Белый же конверт и печать на нем принадлежали брату. Тильда взломала сургуч. Быстрые, неаккуратные буквы складывались в три предложения: «В вино попал жук тукки. Все бочки «Западного Арха» пропали. В этом сезоне выслать денег не смогу».
Не веря, Тильда смотрела на лист бумаги в руке. Смотрела, а буквы то вспыхивали синим, лезли в глаза, то искривлялись, расплывались в каком-то тумане. Ее обступила липкая морось, и ощущение было такое, будто идешь наощупь в темном погребе, а к лицу пристала паутина.
Она выругалась – бессвязно и зло, выражая всю боль, все отчаяние в словах. Четыре пятидневья до Долгой ночи! Без денег, вырученных за вино, она не сможет собрать оставшуюся сумму для господина Коро, а недоимки в этот раз он не потерпит – в прошлом году она и так не смогла заплатить десять золотых.
Тильда вышла на крыльцо и села на мокрые ступени, и от резкого движения боль вонзилась в колено раскаленным гвоздем. Тильда хотела завыть – в голос.
Но у нее больше не было ни слез, ни слов.
5
Предутренние серые сумерки застали Тильду в напряженной позе за письменным столом – среди вороха конторских книг и расписок.
Она откинулась на спинку стула, чувствуя затылком холодное твердое дерево. Глаза болели, а плечи сводила судорога. Тильда провела ладонью по лицу, пытаясь стереть усталость, заставить себя сосредоточиться на цифрах.
Длинные столбцы их чудились, едва она закрывала глаза, эти цифры наливались красным и распухали, будто напившиеся крови пиявки, и никак не отодрать, никак от них не избавиться, и в голове – только бесконечные ряды чисел, что получено и что израсходовано, описи имущества, общая сумма, остаток и долги…

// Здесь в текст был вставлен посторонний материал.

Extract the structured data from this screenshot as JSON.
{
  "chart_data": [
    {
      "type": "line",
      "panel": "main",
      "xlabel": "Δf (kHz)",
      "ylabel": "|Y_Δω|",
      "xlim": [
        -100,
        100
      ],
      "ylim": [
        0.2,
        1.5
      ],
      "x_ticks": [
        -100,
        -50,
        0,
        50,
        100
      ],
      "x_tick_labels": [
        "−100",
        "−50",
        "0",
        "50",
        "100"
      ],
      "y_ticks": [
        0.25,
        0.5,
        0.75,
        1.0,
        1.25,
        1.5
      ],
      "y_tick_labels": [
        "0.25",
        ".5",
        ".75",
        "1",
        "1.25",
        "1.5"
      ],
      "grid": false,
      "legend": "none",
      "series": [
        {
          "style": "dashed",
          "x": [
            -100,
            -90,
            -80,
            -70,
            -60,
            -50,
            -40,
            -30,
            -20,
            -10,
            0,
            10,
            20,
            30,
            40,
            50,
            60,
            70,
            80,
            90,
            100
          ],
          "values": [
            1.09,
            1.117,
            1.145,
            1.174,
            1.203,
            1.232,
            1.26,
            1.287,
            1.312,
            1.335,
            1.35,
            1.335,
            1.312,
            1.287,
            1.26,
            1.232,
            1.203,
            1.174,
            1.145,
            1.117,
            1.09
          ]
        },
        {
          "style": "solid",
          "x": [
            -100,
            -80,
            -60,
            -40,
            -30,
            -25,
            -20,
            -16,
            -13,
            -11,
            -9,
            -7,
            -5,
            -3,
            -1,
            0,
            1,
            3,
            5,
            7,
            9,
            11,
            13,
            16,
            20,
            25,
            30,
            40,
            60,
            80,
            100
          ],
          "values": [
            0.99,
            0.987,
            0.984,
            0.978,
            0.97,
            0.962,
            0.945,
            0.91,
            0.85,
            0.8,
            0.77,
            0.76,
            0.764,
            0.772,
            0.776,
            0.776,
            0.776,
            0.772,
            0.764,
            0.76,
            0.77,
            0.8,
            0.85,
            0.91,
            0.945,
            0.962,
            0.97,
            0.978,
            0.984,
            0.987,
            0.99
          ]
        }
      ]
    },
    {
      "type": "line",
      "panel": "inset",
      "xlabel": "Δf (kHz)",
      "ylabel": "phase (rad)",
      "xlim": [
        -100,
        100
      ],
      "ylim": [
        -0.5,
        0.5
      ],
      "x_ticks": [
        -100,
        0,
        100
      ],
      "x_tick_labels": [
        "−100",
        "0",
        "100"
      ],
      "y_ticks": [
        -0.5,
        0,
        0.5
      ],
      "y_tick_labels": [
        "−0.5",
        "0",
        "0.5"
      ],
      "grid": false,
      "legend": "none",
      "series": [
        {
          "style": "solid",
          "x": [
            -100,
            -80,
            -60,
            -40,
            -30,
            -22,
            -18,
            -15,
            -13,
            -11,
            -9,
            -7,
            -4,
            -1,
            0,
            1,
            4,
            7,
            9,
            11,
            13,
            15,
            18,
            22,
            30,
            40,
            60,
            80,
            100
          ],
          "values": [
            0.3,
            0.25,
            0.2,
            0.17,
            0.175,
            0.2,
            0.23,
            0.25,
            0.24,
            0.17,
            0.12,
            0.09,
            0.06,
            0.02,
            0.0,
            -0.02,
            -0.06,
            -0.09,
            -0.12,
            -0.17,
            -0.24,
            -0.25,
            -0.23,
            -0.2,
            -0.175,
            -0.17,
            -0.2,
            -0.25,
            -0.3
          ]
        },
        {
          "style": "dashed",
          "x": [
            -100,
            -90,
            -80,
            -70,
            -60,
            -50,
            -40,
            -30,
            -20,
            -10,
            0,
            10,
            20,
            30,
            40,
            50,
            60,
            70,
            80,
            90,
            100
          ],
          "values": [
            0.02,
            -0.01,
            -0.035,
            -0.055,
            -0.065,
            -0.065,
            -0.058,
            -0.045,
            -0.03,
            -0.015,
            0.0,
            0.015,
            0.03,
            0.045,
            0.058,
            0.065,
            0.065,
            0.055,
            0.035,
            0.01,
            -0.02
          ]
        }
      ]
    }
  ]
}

Тильда встала, чтобы размять затекшую спину. Прошлась по кабинету: от бюро к окну, от окна – к пустому камину, от камина – к шкафу.
Чтобы выплатить долг господину Коро, ей не хватало семидесяти золотых монет. Тильда смотрела на перстень с геммой и серебряные часы-луковицу, лежащие на столе – единственные ценные вещи в этом доме. И то и другое – подарки отца. Даже если продать их, а заодно и оставшиеся картины, и добавить еще то, что было отложено на черный день, можно выручить в лучшем случае две трети суммы.
Взгляд наткнулся на громоздкий шкаф в углу. В его ящике, запертом на ключ, хранилось пятьдесят тионов серебром, приготовленных для уплаты рабочим и подрядчикам.
Это неправильно, сказала Тильда себе, но рука сама потянулась за ключом к цепочке на поясе. Я не имею права лишать рабочих их жалованья, – пробубнила из своего угла совесть, но ключ повернулся в замке. Я не смогу вовремя вернуть эти деньги, – доказывал разум, но ладонь ощупывала тяжелые холодные кругляши.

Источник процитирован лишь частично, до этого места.